Friday, November 25, 2022

The morning session at the cinema



It doesn't happen much anymore, because life has other priorities at this stage of things, but one of the great tiny pleasures of my life is going to see a movie at the theatre in a morning show, before the afternoon even gets going, and having the whole day to think about it afterwards

In the 90s, I did it all the time. When I first moved out of home and was unemployed on the dole, I would go to the cheap matinee sessions for most of the films I watched. I saw The Shawshank Redemption in an empty cinema on a Wednesday afternoon, (although I remember how nobody wanted to see it, so it probably would have been just as empty on a Friday night), and could sob loudly over Andy Dufresne's journey to freedom like a goddamn mug.

Sometime in 1996, I get an unexpected day off work the week that 12 Monkeys has opened up, and I go to the 10.30 screening, and come out of it into the noon sun with all the emotions in the world brewing over, stunned by the optimism that can still be found after the end of all things.

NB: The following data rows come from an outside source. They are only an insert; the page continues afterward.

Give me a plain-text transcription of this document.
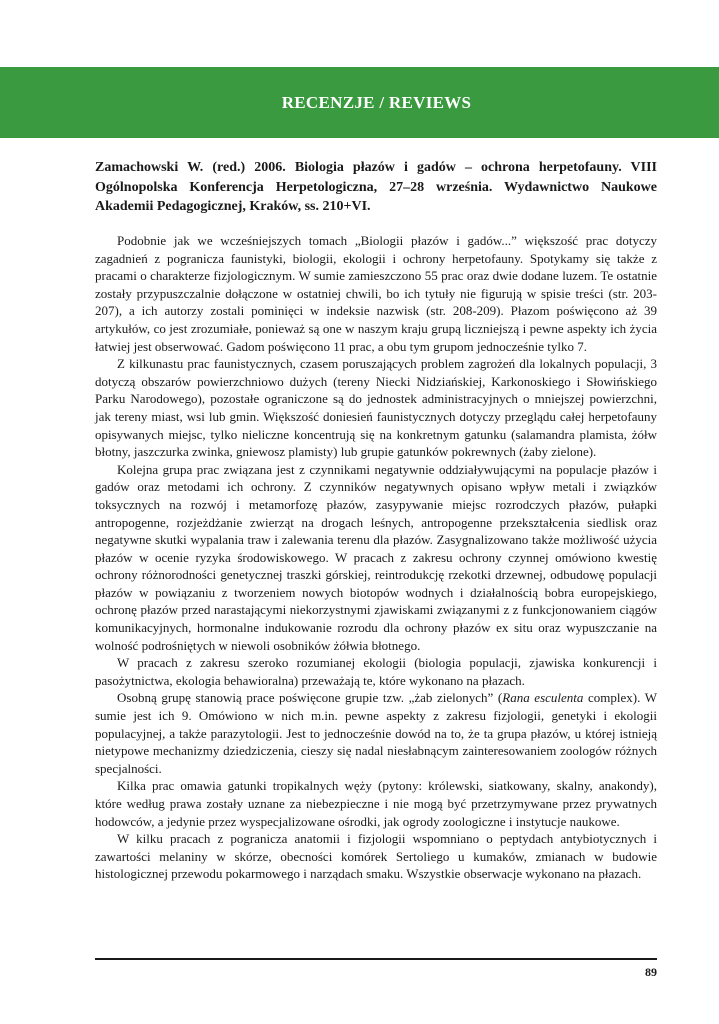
RECENZJE / REVIEWS
Zamachowski W. (red.) 2006. Biologia płazów i gadów – ochrona herpetofauny. VIII Ogólnopolska Konferencja Herpetologiczna, 27–28 września. Wydawnictwo Naukowe Akademii Pedagogicznej, Kraków, ss. 210+VI.

Podobnie jak we wcześniejszych tomach „Biologii płazów i gadów...” większość prac dotyczy zagadnień z pogranicza faunistyki, biologii, ekologii i ochrony herpetofauny. Spotykamy się także z pracami o charakterze fizjologicznym. W sumie zamieszczono 55 prac oraz dwie dodane luzem. Te ostatnie zostały przypuszczalnie dołączone w ostatniej chwili, bo ich tytuły nie figurują w spisie treści (str. 203-207), a ich autorzy zostali pominięci w indeksie nazwisk (str. 208-209). Płazom poświęcono aż 39 artykułów, co jest zrozumiałe, ponieważ są one w naszym kraju grupą liczniejszą i pewne aspekty ich życia łatwiej jest obserwować. Gadom poświęcono 11 prac, a obu tym grupom jednocześnie tylko 7.

Z kilkunastu prac faunistycznych, czasem poruszających problem zagrożeń dla lokalnych populacji, 3 dotyczą obszarów powierzchniowo dużych (tereny Niecki Nidziańskiej, Karkonoskiego i Słowińskiego Parku Narodowego), pozostałe ograniczone są do jednostek administracyjnych o mniejszej powierzchni, jak tereny miast, wsi lub gmin. Większość doniesień faunistycznych dotyczy przeglądu całej herpetofauny opisywanych miejsc, tylko nieliczne koncentrują się na konkretnym gatunku (salamandra plamista, żółw błotny, jaszczurka zwinka, gniewosz plamisty) lub grupie gatunków pokrewnych (żaby zielone).

Kolejna grupa prac związana jest z czynnikami negatywnie oddziaływującymi na populacje płazów i gadów oraz metodami ich ochrony. Z czynników negatywnych opisano wpływ metali i związków toksycznych na rozwój i metamorfozę płazów, zasypywanie miejsc rozrodczych płazów, pułapki antropogenne, rozjeżdżanie zwierząt na drogach leśnych, antropogenne przekształcenia siedlisk oraz negatywne skutki wypalania traw i zalewania terenu dla płazów. Zasygnalizowano także możliwość użycia płazów w ocenie ryzyka środowiskowego. W pracach z zakresu ochrony czynnej omówiono kwestię ochrony różnorodności genetycznej traszki górskiej, reintrodukcję rzekotki drzewnej, odbudowę populacji płazów w powiązaniu z tworzeniem nowych biotopów wodnych i działalnością bobra europejskiego, ochronę płazów przed narastającymi niekorzystnymi zjawiskami związanymi z z funkcjonowaniem ciągów komunikacyjnych, hormonalne indukowanie rozrodu dla ochrony płazów ex situ oraz wypuszczanie na wolność podrośniętych w niewoli osobników żółwia błotnego.

W pracach z zakresu szeroko rozumianej ekologii (biologia populacji, zjawiska konkurencji i pasożytnictwa, ekologia behawioralna) przeważają te, które wykonano na płazach.

Osobną grupę stanowią prace poświęcone grupie tzw. „żab zielonych” (Rana esculenta complex). W sumie jest ich 9. Omówiono w nich m.in. pewne aspekty z zakresu fizjologii, genetyki i ekologii populacyjnej, a także parazytologii. Jest to jednocześnie dowód na to, że ta grupa płazów, u której istnieją nietypowe mechanizmy dziedziczenia, cieszy się nadal niesłabnącym zainteresowaniem zoologów różnych specjalności.

Kilka prac omawia gatunki tropikalnych węży (pytony: królewski, siatkowany, skalny, anakondy), które według prawa zostały uznane za niebezpieczne i nie mogą być przetrzymywane przez prywatnych hodowców, a jedynie przez wyspecjalizowane ośrodki, jak ogrody zoologiczne i instytucje naukowe.

W kilku pracach z pogranicza anatomii i fizjologii wspomniano o peptydach antybiotycznych i zawartości melaniny w skórze, obecności komórek Sertoliego u kumaków, zmianach w budowie histologicznej przewodu pokarmowego i narządach smaku. Wszystkie obserwacje wykonano na płazach.

89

Me and my mate Anthony drove from Timaru to Christchurch to see Pulp Fiction in the very first showing at the Hoyts 8 on Moorhouse, and have time to see four other films ,including a nother go at the Pulp before we head home.

That cinema  complex is gone now, a victim of the 2011 earthquakes, and was usually a favourite late night place. But I also saw Heavenly Creatures there one early Saturday, and then went hiking in those exact same hills where the murder actually happened afterwards, and when I got there, the strangeness of it all was overwhelmed by the irritation when I discovered that I'd left the best sunglasses I'd ever had in my life in the cinema, and I never saw them again.

Going to movies early in the day is like eating breakfast at night - just slightly wrong and weirdly tasty. But it's also so much more relaxed, if you can find the time. And while I'm glad to get to any movie I can these days, I miss the morning session.